The Ruin Tables: Mastering Asymmetric Compounding
1. The Ruin Tables (Memorize This)
You must internalize the math of recovery.
- 10% Loss -> Requires 11% Gain.
- 20% Loss -> Requires 25% Gain.
- 50% Loss -> Requires 100% Gain.
- 90% Loss -> Requires 900% Gain.
The Lesson: The most important job of a trader is not to make money; it is to prevent the 50% drawdown. Once you cross that threshold, you are no longer trading; you are gambling for resurrection.
2. Position Sizing Models
How do you decide how many lots to buy?
Fixed Dollar Amount (Amateur)
"I will buy $10,000 of Apple."
Flaw: Does not account for volatility. $10k of Apple is safer than $10k of a penny stock.
Fixed Fractional (Professional)
"I will risk 1% of my account equity."
Formula: (Account Size * 0.01) / (Entry Price - Stop Loss).
Benefit: As your account grows, your bet size grows. As your account shrinks, your bet size shrinks, naturally dampening the Death Spiral.
The Kelly Criterion (The Quant)
A formula used to calculate the *optimal* bet size to maximize growth.
Formula: $f = (bp - q) / b$ (where b = odds, p = probability of win, q = probability of loss).
Warning: Kelly assumes you know your EXACT probability of winning. In markets, probabilities shift. "Full Kelly" is usually too aggressive (suggesting 20-30% risk per trade). Smart traders use "Half Kelly" or "Quarter Kelly."
3. Correlation Risk: The Hidden Assassin
You might think you are diversified because you are Long Gold, Long EURUSD, and Long S&P 500.
The Reality: In a liquidity crisis (market crash), the US Dollar spikes.

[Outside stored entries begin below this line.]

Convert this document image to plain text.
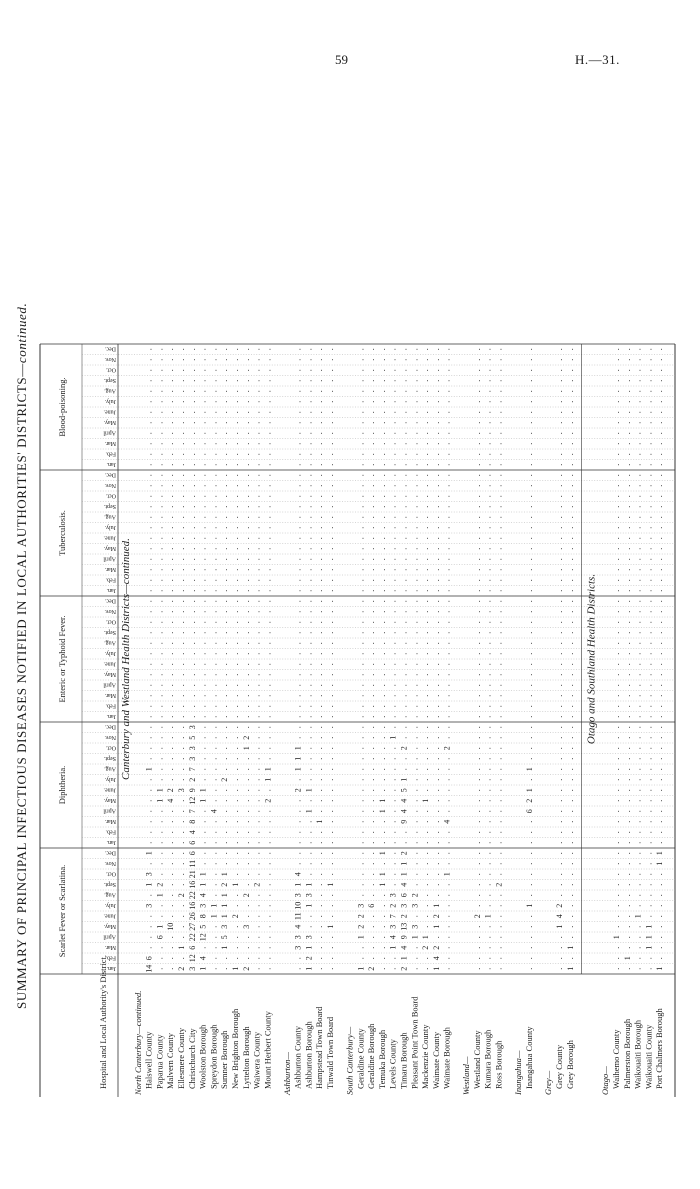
59	H.—31.
SUMMARY OF PRINCIPAL INFECTIOUS DISEASES NOTIFIED IN LOCAL AUTHORITIES' DISTRICTS—continued.
Hospital and Local Authority's District.
Scarlet Fever or Scarlatina.
Jan.
Feb.
Mar.
April
May.
June.
July.
Aug.
Sept.
Oct.
Nov.
Dec.
Diphtheria.
Jan.
Feb.
Mar.
April
May.
June.
July.
Aug.
Sept.
Oct.
Nov.
Dec.
Enteric or Typhoid Fever.
Jan.
Feb.
Mar.
April
May.
June.
July.
Aug.
Sept.
Oct.
Nov.
Dec.
Tuberculosis.
Jan.
Feb.
Mar.
April
May.
June.
July.
Aug.
Sept.
Oct.
Nov.
Dec.
Blood-poisoning.
Jan.
Feb.
Mar.
April
May.
June.
July.
Aug.
Sept.
Oct.
Nov.
Dec.
Canterbury and Westland Health Districts—continued.
North Canterbury—continued. Halswell County
14
6
.
.
.
.
3
.
1
3
.
1
.
.
.
.
.
.
.
1
.
.
.
.
.
.
.
.
.
.
.
.
.
.
.
.
.
.
.
.
.
.
.
.
.
.
.
.
.
.
.
.
.
.
.
.
.
.
.
.
Paparua County
.
.
.
6
1
.
.
1
2
.
.
.
.
.
.
.
1
1
.
.
.
.
.
.
.
.
.
.
.
.
.
.
.
.
.
.
.
.
.
.
.
.
.
.
.
.
.
.
.
.
.
.
.
.
.
.
.
.
.
.
Malvern County
.
.
.
.
10
.
.
.
.
.
.
.
.
.
.
.
4
2
.
.
.
.
.
.
.
.
.
.
.
.
.
.
.
.
.
.
.
.
.
.
.
.
.
.
.
.
.
.
.
.
.
.
.
.
.
.
.
.
.
.
Ellesmere County
2
.
1
.
.
.
.
2
.
.
.
.
.
.
.
.
.
3
.
.
.
.
.
.
.
.
.
.
.
.
.
.
.
.
.
.
.
.
.
.
.
.
.
.
.
.
.
.
.
.
.
.
.
.
.
.
.
.
.
.
Christchurch City
3
12
6
22
27
26
16
22
16
21
11
6
6
4
8
7
12
9
2
7
3
3
5
3
.
.
.
.
.
.
.
.
.
.
.
.
.
.
.
.
.
.
.
.
.
.
.
.
.
.
.
.
.
.
.
.
.
.
.
.
Woolston Borough
1
4
.
12
5
8
3
4
1
1
.
.
.
.
.
.
1
1
.
.
.
.
.
.
.
.
.
.
.
.
.
.
.
.
.
.
.
.
.
.
.
.
.
.
.
.
.
.
.
.
.
.
.
.
.
.
.
.
.
.
Spreydon Borough
.
.
.
.
.
1
1
.
.
.
.
.
.
.
.
4
.
.
.
.
.
.
.
.
.
.
.
.
.
.
.
.
.
.
.
.
.
.
.
.
.
.
.
.
.
.
.
.
.
.
.
.
.
.
.
.
.
.
.
.
Sumner Borough
.
.
1
5
3
1
1
1
2
1
.
.
.
.
.
.
.
.
2
.
.
.
.
.
.
.
.
.
.
.
.
.
.
.
.
.
.
.
.
.
.
.
.
.
.
.
.
.
.
.
.
.
.
.
.
.
.
.
.
.
New Brighton Borough
1
.
.
.
.
2
.
.
1
.
.
.
.
.
.
.
.
.
.
.
.
.
.
.
.
.
.
.
.
.
.
.
.
.
.
.
.
.
.
.
.
.
.
.
.
.
.
.
.
.
.
.
.
.
.
.
.
.
.
.
Lyttelton Borough
2
.
.
.
3
.
.
2
.
.
.
.
.
.
.
.
.
.
.
.
.
1
2
.
.
.
.
.
.
.
.
.
.
.
.
.
.
.
.
.
.
.
.
.
.
.
.
.
.
.
.
.
.
.
.
.
.
.
.
.
Waiwera County
.
.
.
.
.
.
.
.
2
.
.
.
.
.
.
.
.
.
.
.
.
.
.
.
.
.
.
.
.
.
.
.
.
.
.
.
.
.
.
.
.
.
.
.
.
.
.
.
.
.
.
.
.
.
.
.
.
.
.
.
Mount Herbert County
.
.
.
.
.
.
.
.
.
.
.
.
.
.
.
.
2
.
1
1
.
.
.
.
.
.
.
.
.
.
.
.
.
.
.
.
.
.
.
.
.
.
.
.
.
.
.
.
.
.
.
.
.
.
.
.
.
.
.
.
Ashburton— Ashburton County
.
.
3
3
4
11
10
3
1
4
.
.
.
.
.
.
.
2
.
1
1
1
.
.
.
.
.
.
.
.
.
.
.
.
.
.
.
.
.
.
.
.
.
.
.
.
.
.
.
.
.
.
.
.
.
.
.
.
.
.
Ashburton Borough
1
2
1
3
.
.
1
3
1
.
.
.
.
.
.
1
.
1
.
.
.
.
.
.
.
.
.
.
.
.
.
.
.
.
.
.
.
.
.
.
.
.
.
.
.
.
.
.
.
.
.
.
.
.
.
.
.
.
.
.
Hampstead Town Board
.
.
.
.
.
.
.
.
.
.
.
.
.
.
1
.
.
.
.
.
.
.
.
.
.
.
.
.
.
.
.
.
.
.
.
.
.
.
.
.
.
.
.
.
.
.
.
.
.
.
.
.
.
.
.
.
.
.
.
.
Tinwald Town Board
.
.
.
.
1
.
.
.
1
.
.
.
.
.
.
.
.
.
.
.
.
.
.
.
.
.
.
.
.
.
.
.
.
.
.
.
.
.
.
.
.
.
.
.
.
.
.
.
.
.
.
.
.
.
.
.
.
.
.
.
South Canterbury— Geraldine County
1
.
.
1
2
2
3
.
.
.
.
.
.
.
.
.
.
.
.
.
.
.
.
.
.
.
.
.
.
.
.
.
.
.
.
.
.
.
.
.
.
.
.
.
.
.
.
.
.
.
.
.
.
.
.
.
.
.
.
.
Geraldine Borough
2
.
.
.
.
.
6
.
.
.
.
.
.
.
.
.
.
.
.
.
.
.
.
.
.
.
.
.
.
.
.
.
.
.
.
.
.
.
.
.
.
.
.
.
.
.
.
.
.
.
.
.
.
.
.
.
.
.
.
.
Temuka Borough
.
.
.
.
.
.
.
.
1
1
.
1
.
.
.
1
1
.
.
.
.
.
.
.
.
.
.
.
.
.
.
.
.
.
.
.
.
.
.
.
.
.
.
.
.
.
.
.
.
.
.
.
.
.
.
.
.
.
.
.
Levels County
.
.
1
4
3
7
2
3
.
.
.
.
.
.
.
.
.
.
.
.
.
.
1
.
.
.
.
.
.
.
.
.
.
.
.
.
.
.
.
.
.
.
.
.
.
.
.
.
.
.
.
.
.
.
.
.
.
.
.
.
Timaru Borough
2
1
4
9
13
2
3
6
4
1
1
2
.
.
9
4
4
5
1
.
.
2
.
.
.
.
.
.
.
.
.
.
.
.
.
.
.
.
.
.
.
.
.
.
.
.
.
.
.
.
.
.
.
.
.
.
.
.
.
.
Pleasant Point Town Board
.
.
.
1
3
.
3
2
.
.
.
.
.
.
.
.
.
.
.
.
.
.
.
.
.
.
.
.
.
.
.
.
.
.
.
.
.
.
.
.
.
.
.
.
.
.
.
.
.
.
.
.
.
.
.
.
.
.
.
.
Mackenzie County
.
.
2
1
.
.
.
.
.
.
.
.
.
.
.
.
1
.
.
.
.
.
.
.
.
.
.
.
.
.
.
.
.
.
.
.
.
.
.
.
.
.
.
.
.
.
.
.
.
.
.
.
.
.
.
.
.
.
.
.
Waimate County
1
4
2
.
1
2
1
.
.
.
.
.
.
.
.
.
.
.
.
.
.
.
.
.
.
.
.
.
.
.
.
.
.
.
.
.
.
.
.
.
.
.
.
.
.
.
.
.
.
.
.
.
.
.
.
.
.
.
.
.
Waimate Borough
.
.
.
.
.
.
.
.
.
1
.
.
.
.
4
.
.
.
.
.
.
2
.
.
.
.
.
.
.
.
.
.
.
.
.
.
.
.
.
.
.
.
.
.
.
.
.
.
.
.
.
.
.
.
.
.
.
.
.
.
Westland— Westland County
.
.
.
.
.
2
.
.
.
.
.
.
.
.
.
.
.
.
.
.
.
.
.
.
.
.
.
.
.
.
.
.
.
.
.
.
.
.
.
.
.
.
.
.
.
.
.
.
.
.
.
.
.
.
.
.
.
.
.
.
Kumara Borough
.
.
.
.
.
1
.
.
.
.
.
.
.
.
.
.
.
.
.
.
.
.
.
.
.
.
.
.
.
.
.
.
.
.
.
.
.
.
.
.
.
.
.
.
.
.
.
.
.
.
.
.
.
.
.
.
.
.
.
.
Ross Borough
.
.
.
.
.
.
.
.
2
.
.
.
.
.
.
.
.
.
.
.
.
.
.
.
.
.
.
.
.
.
.
.
.
.
.
.
.
.
.
.
.
.
.
.
.
.
.
.
.
.
.
.
.
.
.
.
.
.
.
.
Inangahua— Inangahua County
.
.
.
.
.
.
1
.
.
.
.
.
.
.
.
6
2
1
.
1
.
.
.
.
.
.
.
.
.
.
.
.
.
.
.
.
.
.
.
.
.
.
.
.
.
.
.
.
.
.
.
.
.
.
.
.
.
.
.
.
Grey— Grey County
.
.
.
.
1
4
2
.
.
.
.
.
.
.
.
.
.
.
.
.
.
.
.
.
.
.
.
.
.
.
.
.
.
.
.
.
.
.
.
.
.
.
.
.
.
.
.
.
.
.
.
.
.
.
.
.
.
.
.
.
Grey Borough
1
.
1
.
.
.
.
.
.
.
.
.
.
.
.
.
.
.
.
.
.
.
.
.
.
.
.
.
.
.
.
.
.
.
.
.
.
.
.
.
.
.
.
.
.
.
.
.
.
.
.
.
.
.
.
.
.
.
.
.
Otago and Southland Health Districts.
Otago— Waihemo County
.
.
.
1
.
.
.
.
.
.
.
.
.
.
.
.
.
.
.
.
.
.
.
.
.
.
.
.
.
.
.
.
.
.
.
.
.
.
.
.
.
.
.
.
.
.
.
.
.
.
.
.
.
.
.
.
.
.
.
.
Palmerston Borough
.
1
.
.
.
.
.
.
.
.
.
.
.
.
.
.
.
.
.
.
.
.
.
.
.
.
.
.
.
.
.
.
.
.
.
.
.
.
.
.
.
.
.
.
.
.
.
.
.
.
.
.
.
.
.
.
.
.
.
.
Waikouaiti Borough
.
.
.
.
.
1
.
.
.
.
.
.
.
.
.
.
.
.
.
.
.
.
.
.
.
.
.
.
.
.
.
.
.
.
.
.
.
.
.
.
.
.
.
.
.
.
.
.
.
.
.
.
.
.
.
.
.
.
.
.
Waikouaiti County
.
.
1
1
1
.
.
.
.
.
.
.
.
.
.
.
.
.
.
.
.
.
.
.
.
.
.
.
.
.
.
.
.
.
.
.
.
.
.
.
.
.
.
.
.
.
.
.
.
.
.
.
.
.
.
.
.
.
.
.
Port Chalmers Borough
1
.
.
.
.
.
.
.
.
.
1
1
.
.
.
.
.
.
.
.
.
.
.
.
.
.
.
.
.
.
.
.
.
.
.
.
.
.
.
.
.
.
.
.
.
.
.
.
.
.
.
.
.
.
.
.
.
.
.
.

- Gold drops (priced in USD).
- Euro drops (against USD).
- S&P 500 drops (liquidity crunch).
You didn't have 3 trades. You had 1 massive short-USD bet. Always check your portfolio's correlation to the Dollar Index (DXY).
4. The Martingale Fallacy
Never, ever "average down" on a losing trade simply to lower your breakeven price. This is a Martingale strategy. It works 99 times and wipes you out on the 100th time.
The Rule: Only add to *winning* positions (Pyramiding). This aligns the math of asymmetry in your favor.